Page 5344 - Week 13 - Wednesday, 16 November 2011

Next page . . . . Previous page . . . . Speeches . . . . Contents . . . . Debates(HTML) . . . . PDF . . . . Video

Examples of these measures include regulation of waiting list fees to ensure they are fair in their application, provisions to clarify how retirement village units are managed and modified, and an ability for residents to choose an agent other than the retirement village operator to sell their interest in the village.

With respect to the management of the financial affairs of retirement villages and the management of villages generally, this bill introduces a number of provisions which seek to guarantee that the obligations placed on management and residents are clearly explained. Of particular interest to many involved in the retirement village industry, either as management or as residents, are new provisions regarding the administration of the capital replacement fund and the maintenance reserve fund. In my experience, this is an area where disputes often arise and an area in great need of clarification.
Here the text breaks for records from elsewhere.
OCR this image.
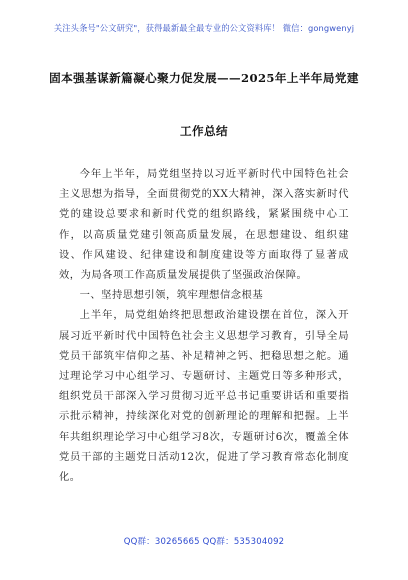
关注头条号"公文研究"，获得最新最全最专业的公文资料库！ 微信：gongwenyj
固本强基谋新篇凝心聚力促发展——2025年上半年局党建
工作总结

今年上半年，局党组坚持以习近平新时代中国特色社会主义思想为指导，全面贯彻党的XX大精神，深入落实新时代党的建设总要求和新时代党的组织路线，紧紧围绕中心工作，以高质量党建引领高质量发展，在思想建设、组织建设、作风建设、纪律建设和制度建设等方面取得了显著成效，为局各项工作高质量发展提供了坚强政治保障。

一、坚持思想引领，筑牢理想信念根基

上半年，局党组始终把思想政治建设摆在首位，深入开展习近平新时代中国特色社会主义思想学习教育，引导全局党员干部筑牢信仰之基、补足精神之钙、把稳思想之舵。通过理论学习中心组学习、专题研讨、主题党日等多种形式，组织党员干部深入学习贯彻习近平总书记重要讲话和重要指示批示精神，持续深化对党的创新理论的理解和把握。上半年共组织理论学习中心组学习8次，专题研讨6次，覆盖全体党员干部的主题党日活动12次，促进了学习教育常态化制度化。

QQ群：30265665 QQ群：535304092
This bill also contains provisions designed to protect ingoing contributions of residents through creating a charge over retirement village land. Again, through my consultation work, it has become evident to me there is much concern among retirement village residents that, should their retirement village become unable to continue operating, they will lose both their homes and, for some, the totality of their savings.

Regarding the participation of residents in the day-to-day operations of the village, this bill introduces provisions which establish residents committees in retirement villages and endorses their role in the functioning of the village. This bill also creates a framework for the operation of residents committees, including basic rules for the operation of meetings and their interaction with the management of the village.

The final key area that this bill addresses is dispute resolution in a village. This bill establishes a three-stage process for the resolution of retirement village disputes. The first stage is preliminary negotiations between the parties concerned. The second stage is mediation by a qualified mediator, and the third stage is an application to the ACT Civil and Administrative Tribunal. This three-stage process ensures that complaints or conflicts are not unnecessarily escalated, possibly increasing the conflict, and are resolved quickly and effectively.

To ensure that this bill meets the needs of all stakeholders, I have conducted extensive consultation in relation to the exposure draft and retirement villages generally. I have spoken to residents of retirement villages, managers and owners of retirement villages, relevant peak bodies and associations and members of the general community. I have also held a roundtable discussion with the ACT Retirement Villages Residents Association, the Retirement Villages Association, the ACT Council on Ageing, Seniors Australia and Aged Care Community Services Australia, and I have met with ministers or their advisers responsible for retirement village regulation in other states as well as having conversations with senior members of the ACT legal community.

Forums were organised with key stakeholders, and key stakeholders were invited to comment. Some bodies and individuals also commented on the exposure draft in writing, and many more called my office to share their experience and opinions. I would like to take this opportunity to register my thanks to all those who have participated in this consultation process, some of whom are in the public gallery today.